AskTrip launched on 25 June 2025, and it quickly became clear that it was meeting a real need. As we approach 10,000 clinical Q&As (a milestone we expect to reach by mid-January) AskTrip has significantly strengthened one of Trip’s core purposes: connecting clinical decision-makers with the best available evidence.

Since launch, we have learned a great deal and made numerous improvements to the service, with further substantial enhancements already planned for early 2026.

The AskTrip sub-site has been viewed nearly 100,000 times by almost 20,000 unique users, demonstrating that this growing repository of clinical questions is not only heavily used, but also valued as a distinctive resource in its own right.

Stepping back, it is hard not to feel a sense of excitement about what this represents. Trip was originally created in 1997 to support the ATTRACT clinical Q&A service, helping answer questions manually using the best available evidence at the time. Nearly three decades later, returning so strongly to clinical Q&A – now at scale, powered by a vastly richer evidence base and modern technology – feels like coming full circle. It is a powerful reminder of why Trip exists: to help clinicians ask better questions, find better answers, and ultimately improve patient care worldwide.


Looking ahead to 2026

Looking ahead, we already have a full and ambitious programme of work planned for 2026. A major focus will be on improving search, including the use of document chunking and a hybrid lexical–vector search approach.
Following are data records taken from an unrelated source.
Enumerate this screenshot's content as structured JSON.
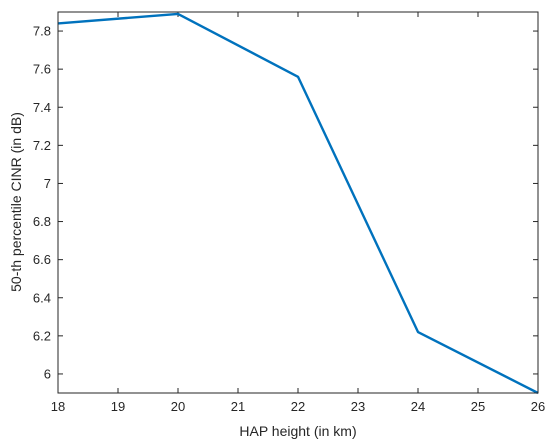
{
  "chart_data": {
    "type": "line",
    "xlabel": "HAP height (in km)",
    "ylabel": "50-th percentile CINR (in dB)",
    "xlim": [
      18,
      26
    ],
    "ylim": [
      5.9,
      7.9
    ],
    "xticks": [
      18,
      19,
      20,
      21,
      22,
      23,
      24,
      25,
      26
    ],
    "yticks": [
      6,
      6.2,
      6.4,
      6.6,
      6.8,
      7,
      7.2,
      7.4,
      7.6,
      7.8
    ],
    "grid": false,
    "series": [
      {
        "color": "#0072BD",
        "x": [
          18,
          20,
          22,
          24,
          26
        ],
        "y": [
          7.84,
          7.89,
          7.56,
          6.22,
          5.9
        ]
      }
    ]
  }
}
These techniques will enhance both core Trip search results and AskTrip answers by improving relevance, recall, and precision.

For the main Trip platform, we plan to significantly expand the number of indexed clinical guidelines and to explore indexing full-text journal articles, moving beyond abstracts to provide deeper access to the underlying evidence.
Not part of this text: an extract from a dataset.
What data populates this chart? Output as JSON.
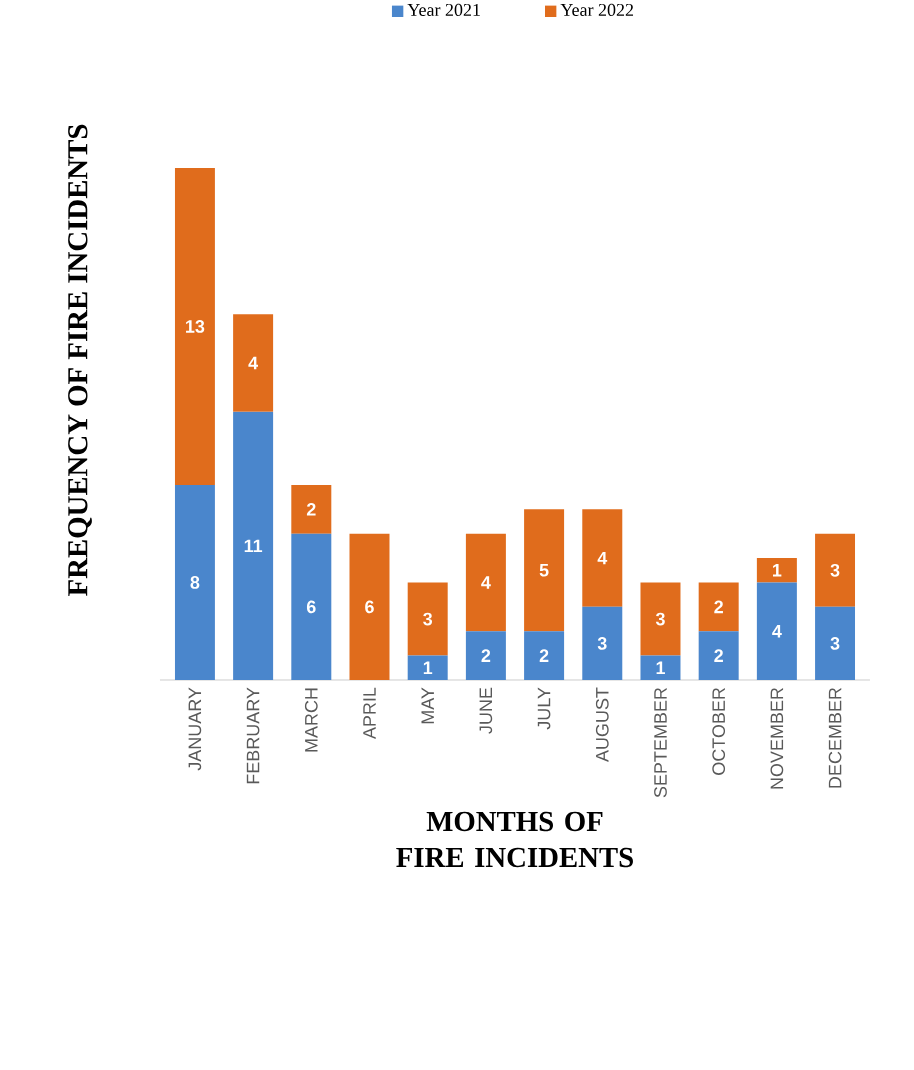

AskTrip will continue to evolve rapidly in early 2026, with several major enhancements already in progress:

  • Longer, more detailed answers
    Feedback from our user survey showed that around one third of users want deeper, more comprehensive responses. We are developing a system that allows AskTrip to deliver this when needed.
  • Support for follow-up questions
    Clinical questions rarely end with a single answer. We are adding functionality that allows users to ask follow-up questions or seek clarification, helping them continue their knowledge journey without starting from scratch.
  • Enhanced Beyond Trip searching using PubMed Central
    We plan to incorporate Google’s BigQuery vector search of PubMed Central into Beyond Trip. While this content overlaps with OpenAlex and Google Scholar, vector search will surface new, semantically relevant articles and improve how external evidence is incorporated into AskTrip answers.

Looking further ahead, there remain areas where we know we can do better, particularly for certain types of clinical questions. These include country-specific questions, where the academic literature does not always align neatly with national practice or policy, and recency-focused questions such as “What is the latest evidence for…?”, which place additional demands on how evidence is identified and prioritised. We have clear ideas about how to address these challenges, and they will become a focus once the current development programme is complete.
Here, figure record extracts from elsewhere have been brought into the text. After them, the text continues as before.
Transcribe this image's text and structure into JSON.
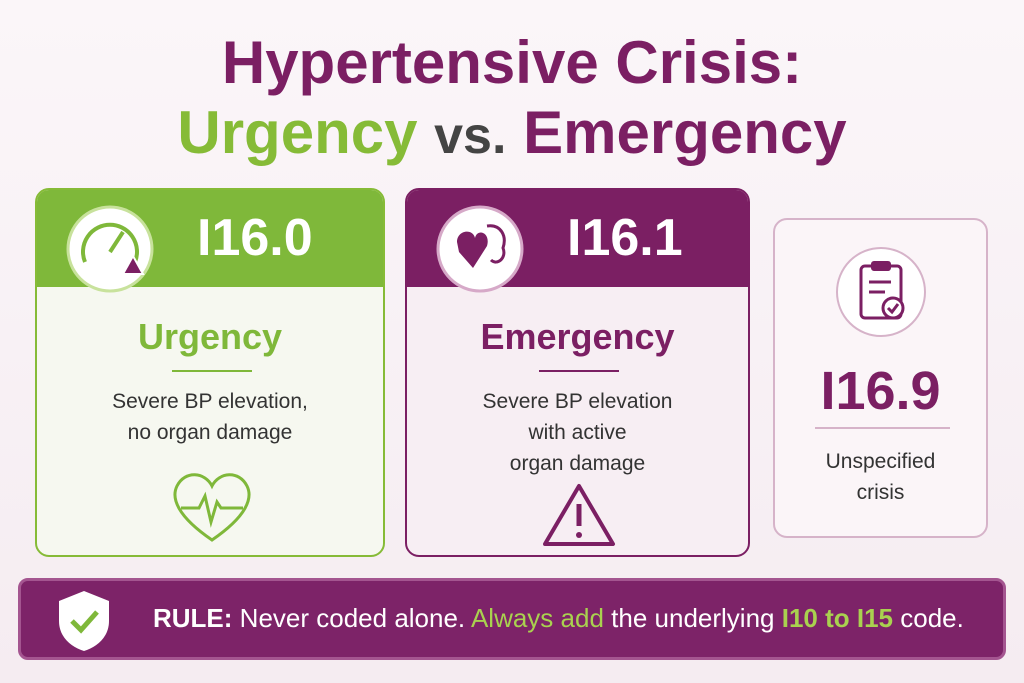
{
  "title": {
    "line1": "Hypertensive Crisis:",
    "urgency": "Urgency",
    "vs": "vs.",
    "emergency": "Emergency"
  },
  "cards": [
    {
      "code": "I16.0",
      "label": "Urgency",
      "description": [
        "Severe BP elevation,",
        "no organ damage"
      ]
    },
    {
      "code": "I16.1",
      "label": "Emergency",
      "description": [
        "Severe BP elevation",
        "with active",
        "organ damage"
      ]
    },
    {
      "code": "I16.9",
      "description": [
        "Unspecified",
        "crisis"
      ]
    }
  ],
  "rule": {
    "label": "RULE:",
    "text": [
      "Never coded alone.",
      "Always add",
      "the underlying",
      "I10 to I15",
      "code."
    ]
  }
}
Trip delivered an extraordinary amount in 2025 – made all the more remarkable by the size of our team. What we have achieved this year is a testament not to scale, but to focus, commitment, and a shared belief in the value of trustworthy clinical evidence.

Huge applause goes to Phil, Abrar, AD, and Chris for their outstanding work throughout 2025. None are employees of Trip; all are contractors working part-time – and in some cases very part-time – making their collective contribution even more impressive. Their expertise, care, and persistence underpin much of what Trip and AskTrip have become.

We are also deeply grateful to our users and user group members, whose feedback, questions, and challenges continue to shape everything we do. Trip has always been built with its users, not just for them.

Finally, we have never been the loudest voice in healthcare – but we are quietly committed to helping clinicians make better decisions, every single day.